La même année, en voisin, le Ligérien intègre pour la première fois le jury du Mondial du Lion-d’Angers, “le premier championnat (des chevaux de six ans, ndlr) pour lequel j’ai été nommé par la FEI”, souligne-t-il. En octobre 2020 à Pau, le juge nantais vit son deuxième CCI 5*-L au terme d’une année excessivement ralentie par la pandémie de Covid-19, le rendez-vous béarnais étant le seul concours de ce niveau maintenu. Mû par “la volonté de bien faire et l’envie de promouvoir la qualité sportive”, il se rappelle un concours qui restera unique en raison d’une contradiction caractérisée par la présence de 25.000 spectateurs lors du cross, quelques jours avant un douloureux reconfinement national.

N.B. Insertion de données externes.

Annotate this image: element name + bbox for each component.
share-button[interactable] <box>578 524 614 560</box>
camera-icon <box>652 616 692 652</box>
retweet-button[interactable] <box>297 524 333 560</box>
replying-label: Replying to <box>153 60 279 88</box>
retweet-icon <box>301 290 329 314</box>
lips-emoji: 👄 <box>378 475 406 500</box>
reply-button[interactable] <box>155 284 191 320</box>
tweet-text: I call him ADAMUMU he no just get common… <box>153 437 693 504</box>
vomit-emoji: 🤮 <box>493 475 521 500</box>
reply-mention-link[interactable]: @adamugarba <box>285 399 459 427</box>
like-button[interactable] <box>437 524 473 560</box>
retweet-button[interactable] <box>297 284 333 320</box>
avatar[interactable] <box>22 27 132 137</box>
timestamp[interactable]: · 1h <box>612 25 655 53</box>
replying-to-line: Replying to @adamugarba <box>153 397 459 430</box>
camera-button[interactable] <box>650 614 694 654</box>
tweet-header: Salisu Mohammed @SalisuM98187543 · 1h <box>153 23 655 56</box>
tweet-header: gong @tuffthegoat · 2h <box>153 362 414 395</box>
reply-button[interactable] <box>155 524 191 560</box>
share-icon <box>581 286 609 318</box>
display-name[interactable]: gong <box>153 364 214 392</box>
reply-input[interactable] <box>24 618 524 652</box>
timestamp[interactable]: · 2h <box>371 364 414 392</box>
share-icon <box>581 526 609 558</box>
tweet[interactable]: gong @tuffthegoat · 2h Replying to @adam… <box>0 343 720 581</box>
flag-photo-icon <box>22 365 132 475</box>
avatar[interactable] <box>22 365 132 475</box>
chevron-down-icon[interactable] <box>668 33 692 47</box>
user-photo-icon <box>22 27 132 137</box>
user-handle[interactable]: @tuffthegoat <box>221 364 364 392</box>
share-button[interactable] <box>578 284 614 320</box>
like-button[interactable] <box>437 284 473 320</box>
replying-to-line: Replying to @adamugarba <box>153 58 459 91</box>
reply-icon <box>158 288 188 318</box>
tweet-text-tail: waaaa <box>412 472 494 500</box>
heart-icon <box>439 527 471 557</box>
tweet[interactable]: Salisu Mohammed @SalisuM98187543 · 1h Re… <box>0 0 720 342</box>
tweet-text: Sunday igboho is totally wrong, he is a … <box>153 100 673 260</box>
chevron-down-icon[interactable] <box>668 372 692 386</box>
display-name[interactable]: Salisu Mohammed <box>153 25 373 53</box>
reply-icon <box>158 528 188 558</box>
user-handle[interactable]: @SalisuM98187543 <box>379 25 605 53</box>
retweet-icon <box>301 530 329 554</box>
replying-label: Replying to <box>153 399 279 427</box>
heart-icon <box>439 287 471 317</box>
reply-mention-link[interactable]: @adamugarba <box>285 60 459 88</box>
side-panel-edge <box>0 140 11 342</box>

En 2022, Xavier Le Sauce intègre un groupe de travail de la FEI chargé de réfléchir à “la manière de donner des cours en visio.” Pédagogue dans l’âme, l’officiel rejoint aussi le groupe des directeurs de cours de la FEI. Concrètement, il animera son premier cours cet automne en Pologne. Entre les CCI 4*-L de Saumur et Bramham, ainsi que les championnats d’Europe Jeunes Cavaliers de Hartpury, il ne s’ennuie pas. En cette dernière occasion, il retrouve un autre Nantais, Jean-Michel Roudier, juge 4* de dressage, qu’il avait déjà côtoyé lors des formations techniques de dressage qu’il continue fidèlement à suivre. En 2023, année précédant les Jeux olympiques de Paris 2024, cavaliers et chevaux se sont déjà soumis à son jugement aux CCI 4*-S et L de Strzegom et au CCI 3*-S de Saumur. Après Badminton, le sommet de sa saison, le Français est attendu à Baborówko, en Pologne, pour l’épreuve de qualification olympique des nations d’Europe de l’Est, puis à Hartpury, Burgham et Segersjö pour le championnat non officiel des “Gentlemen”, où s’affrontent des Amateurs dans une épreuve de niveau 3*. Jusqu’où le mènera ce parcours exemplaire? Nul ne le sait, mais tout porte à croire que Xavier Le Sauce a encore de très beaux jours devant lui.